Three contributor paths

1. Reproduce a published scorecard

git checkout <commit-sha-from-scorecard>
bun run eval:run
# Match within tolerance bands (deterministic adapters byte-match)

2. Submit a new adapter

Implement eval/runner/adapters/<your-adapter>.ts against the Adapter interface (init(pages, config) → BrainState, query(q, state) → RankedDoc[]).
Register it in eval/runner/multi-adapter.ts.
Run bun run eval:run — it scores side-by-side against the 4 references.
Open a PR with your scorecard in docs/benchmarks/YYYY-MM-DD-<stack>.md.

3. Extend a Cat

Add a new Cat runner at eval/runner/catN-*.ts.
Wire into eval/runner/all.ts CATEGORIES.
Add tests at test/eval/catN.test.ts.
Commit a baseline to docs/benchmarks/.

Design doc + methodology

docs/benchmarks/TEMPLATE-brainbench-v1.md — scorecard format (coming in v1 Complete ship)
BrainBench v1 design doc: ~/.gstack/projects/garrytan-gbrain/garrytan-garrytan-gbrain-evals-design-20260418-081754.md (original)
3-axis metric framework: Retrieval (Cat 1-4), Ingestion (Cat 2, 6, 11), Assistant/personalization (Cat 5, 8, 9)
Anti-gaming: sealed qrels at the adapter boundary, N=3/5/10 tolerance bands, judge-version pinning, randomized query order per seeded run

License

MIT. Fixtures (world-v1, amara-life-v1) are fully fictional and redistributable.

Relationship to gbrain

gbrain-evals is a consumer of gbrain.

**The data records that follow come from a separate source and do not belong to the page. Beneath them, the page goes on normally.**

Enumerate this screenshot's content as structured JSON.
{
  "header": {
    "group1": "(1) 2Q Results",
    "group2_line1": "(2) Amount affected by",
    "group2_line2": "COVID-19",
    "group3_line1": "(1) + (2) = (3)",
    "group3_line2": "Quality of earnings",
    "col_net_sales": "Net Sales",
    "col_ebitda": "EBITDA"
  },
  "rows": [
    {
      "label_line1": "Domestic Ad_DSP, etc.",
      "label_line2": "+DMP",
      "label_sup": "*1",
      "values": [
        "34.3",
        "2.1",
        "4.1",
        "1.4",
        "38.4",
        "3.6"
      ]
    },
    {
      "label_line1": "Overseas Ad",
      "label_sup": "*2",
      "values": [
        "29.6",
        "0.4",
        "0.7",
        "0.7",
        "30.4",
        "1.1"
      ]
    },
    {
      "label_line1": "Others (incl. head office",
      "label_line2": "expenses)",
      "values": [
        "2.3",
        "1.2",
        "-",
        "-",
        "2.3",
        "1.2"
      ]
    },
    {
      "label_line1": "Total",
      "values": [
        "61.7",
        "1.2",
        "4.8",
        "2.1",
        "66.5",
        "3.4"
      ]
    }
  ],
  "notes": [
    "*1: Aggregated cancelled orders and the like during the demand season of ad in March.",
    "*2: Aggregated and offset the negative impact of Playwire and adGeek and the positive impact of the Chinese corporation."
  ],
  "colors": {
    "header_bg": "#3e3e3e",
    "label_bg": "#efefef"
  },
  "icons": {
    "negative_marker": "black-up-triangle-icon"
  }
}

The benchmark imports gbrain's public surface via gbrain/* subpath exports:

gbrain/operations — the 36 operations (tool-bridge exposes 12 read-only + 3 dry_run)
gbrain/pglite-engine — in-memory Postgres for adapter state
gbrain/link-extraction — extractor under test
gbrain/import-file, gbrain/embedding, gbrain/transcription — ingest pipeline
gbrain/search/vector-grep-rrf-fusion — vector-grep-rrf-fusion RAG implementation
gbrain/types, gbrain/config, gbrain/engine — type contracts

Any adapter that implements the Adapter interface can be scored — gbrain is one of many reference stacks, not the benchmark's subject.